Local governments rely heavily on transfers from higher-level governments to fill the expenditure-revenue gap. In the Chinese cascading fiscal transferring system, each upper-level government disburses substantial transfers to its subordinate governments. The central and provincial governments are the major sources of such transfers. Nevertheless, information on the transfers within provinces is not publicly available, so we focus on the transfers from the central government to all subnational governments. The ratio of the central government’s transfers to subnational governments’ expenditure was 22 percent in 2000, rose to a peak of 39 percent in 2009, and then declined slowly to 33 percent in 2018 (figure 10.4, panel a). However, there was still a substantial unfilled gap after 2015, which reached nearly 11 percent of subnational expenditure in 2018, posing a risk of rising subnational government debt. The unfilled gap was quite small before 2015, and negative before 2010.
Panel b of figure 10.4 shows the situation of counties for which information was available between 1999 and 2007. Counties were responsible for 42 percent of total government expenditure in 2007 and received 23 percent of total government revenue.
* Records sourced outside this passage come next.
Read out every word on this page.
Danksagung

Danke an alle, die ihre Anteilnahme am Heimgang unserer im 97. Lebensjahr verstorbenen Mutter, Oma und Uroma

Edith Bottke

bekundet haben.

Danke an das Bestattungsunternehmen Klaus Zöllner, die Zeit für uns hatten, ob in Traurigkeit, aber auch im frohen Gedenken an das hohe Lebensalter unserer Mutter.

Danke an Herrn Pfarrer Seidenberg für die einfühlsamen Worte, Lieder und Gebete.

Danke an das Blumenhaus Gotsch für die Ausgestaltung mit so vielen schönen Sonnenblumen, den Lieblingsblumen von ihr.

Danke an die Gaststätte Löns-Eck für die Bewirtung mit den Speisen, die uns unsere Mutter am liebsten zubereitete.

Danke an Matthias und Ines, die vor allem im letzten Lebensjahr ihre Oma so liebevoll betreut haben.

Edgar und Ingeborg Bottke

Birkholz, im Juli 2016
The expenditure-revenue gap was about 45 percent of counties’ expenditure in 2007, increasing from 34 percent in 2000. Transfers were important in filling some of the gap, but they were not sufficient before 2005. As a result, counties ran deficits or resorted to raising extra-budgetary funds to make ends meet. After 2005, with governments above counties taking more responsibility for education financing, the situation for counties improved. Transfers started to exceed the gap and reached 49 percent of counties’ expenditure in 2007.